Manufacturing Efficiency
Return on Capital Employed (ROCE) improved to 15.58% in FY25 from 14.17% in FY24, indicating better efficiency in utilizing capital for generating operating profits.
Strategic Growth
Expected Growth Rate
21%
Growth Strategy
Growth is targeted through a shift from pure commodity trading to value-added manufacturing, specifically 'Cold-pressed pharma grade Castor oil' for B2B and B2C segments. The company recently incorporated three wholly-owned subsidiaries, including Mangalam Oleo Speciality Products Private Limited in November 2025, to focus on specialized product lines.
Products & Services
Castor oil (various grades), Cold-pressed pharma grade Castor oil, and other agro-based commodities.
Brand Portfolio
MGEL (Trusted Services Since 1942).
New Products/Services
Cold-pressed pharma grade Castor oil for B2C and B2B markets; expected to provide higher margins than standard industrial castor oil.
Market Expansion
Expansion into Singapore via Mangalam Global (Singapore) Pte. Ltd. and the incorporation of new domestic subsidiaries to handle specialized oleo products.
External Factors
Industry Trends
The industry is shifting toward specialized, pharma-grade agro-derivatives. MGEL is positioning itself by moving into the B2C segment and cold-pressed oils to escape the 'high-volume low-margin' trap of industrial commodities.
Competitive Landscape
Faces intense competition from both organized and unorganized players, which constrains margin retention and necessitates large-scale operations for financial viability.
Competitive Moat
Moat is based on the 'Mangalam Group' brand (since 1942) and experienced management. However, the moat is narrow due to intense competition and the commodity nature of the primary products.
Macro Economic Sensitivity
Highly sensitive to agricultural output and monsoon cycles. Global economic growth (projected at 2.8% for 2025) and US tariff measures impact export demand for castor-based derivatives.
Consumer Behavior
Increasing demand for pharma-grade and natural oils in the B2C segment is driving the company's shift toward cold-pressed products.
Geopolitical Risks
Trade barriers and new tariff measures by the United States and its trading partners are identified as risks that could negatively impact global economic activity and MGEL's export volumes.
Regulatory & Governance
Industry Regulations
Subject to agro-industry regulations and export-import policies. Compliance with growing regulatory norms is a continuing requirement that can impact the timeline for obtaining necessary approvals for new projects.
Environmental Compliance
The company emphasizes maintaining high safety standards across factories and implementing best practices for energy conservation.
Taxation Policy Impact
Effective tax expense for FY25 was INR 8.34 Cr (Consolidated). The company realized a GST refund as an exceptional item in FY25.
Legal Contingencies
Not disclosed in available documents; however, the company maintains internal control systems to ensure transactions are recorded in conformity with established accounting principles.
Risk Analysis
Key Uncertainties
Agro-climatic risk (monsoon) and raw material price volatility are the primary uncertainties, with the potential to swing gross margins by 1-2%, which is significant given the 2.58% operating margin.

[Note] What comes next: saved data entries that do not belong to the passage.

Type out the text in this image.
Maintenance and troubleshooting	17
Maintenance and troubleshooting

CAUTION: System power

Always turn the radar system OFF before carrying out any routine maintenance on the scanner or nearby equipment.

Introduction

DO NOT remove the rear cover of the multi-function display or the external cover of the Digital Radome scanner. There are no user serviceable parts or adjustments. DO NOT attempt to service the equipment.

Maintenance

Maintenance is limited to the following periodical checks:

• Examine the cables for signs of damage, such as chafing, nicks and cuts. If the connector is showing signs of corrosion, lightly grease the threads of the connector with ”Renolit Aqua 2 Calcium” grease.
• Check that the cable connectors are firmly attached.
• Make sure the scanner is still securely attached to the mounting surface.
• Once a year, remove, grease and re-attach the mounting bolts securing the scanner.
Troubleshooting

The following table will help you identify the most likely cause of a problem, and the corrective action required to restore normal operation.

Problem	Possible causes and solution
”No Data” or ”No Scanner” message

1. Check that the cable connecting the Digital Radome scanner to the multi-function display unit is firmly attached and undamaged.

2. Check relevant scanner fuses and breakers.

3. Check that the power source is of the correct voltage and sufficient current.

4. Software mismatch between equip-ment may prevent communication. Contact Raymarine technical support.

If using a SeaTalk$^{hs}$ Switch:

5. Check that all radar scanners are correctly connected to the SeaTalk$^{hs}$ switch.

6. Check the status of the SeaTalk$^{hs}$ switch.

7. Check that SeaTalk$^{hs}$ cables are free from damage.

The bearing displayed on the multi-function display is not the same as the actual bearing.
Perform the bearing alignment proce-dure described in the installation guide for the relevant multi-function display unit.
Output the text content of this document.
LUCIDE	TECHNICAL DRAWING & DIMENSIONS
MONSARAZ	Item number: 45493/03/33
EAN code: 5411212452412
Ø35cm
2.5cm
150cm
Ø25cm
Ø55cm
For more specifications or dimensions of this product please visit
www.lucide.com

Geographic Concentration Risk
86.7% of revenue is concentrated in Indian operations, making the company highly dependent on the domestic agricultural economy.
Third Party Dependencies
High dependency on the castor seed farming community and local aggregators for raw material supply.
Technology Obsolescence Risk
Low risk of obsolescence for core products, but the company must upgrade manufacturing processes to meet 'pharma-grade' standards for its new product lines.
Credit & Counterparty Risk
Liquidity is adequate with 29% unutilized working capital limits (INR 170 Cr limit), and the company generates net cash accruals of INR 34.11 Cr to support debt obligations.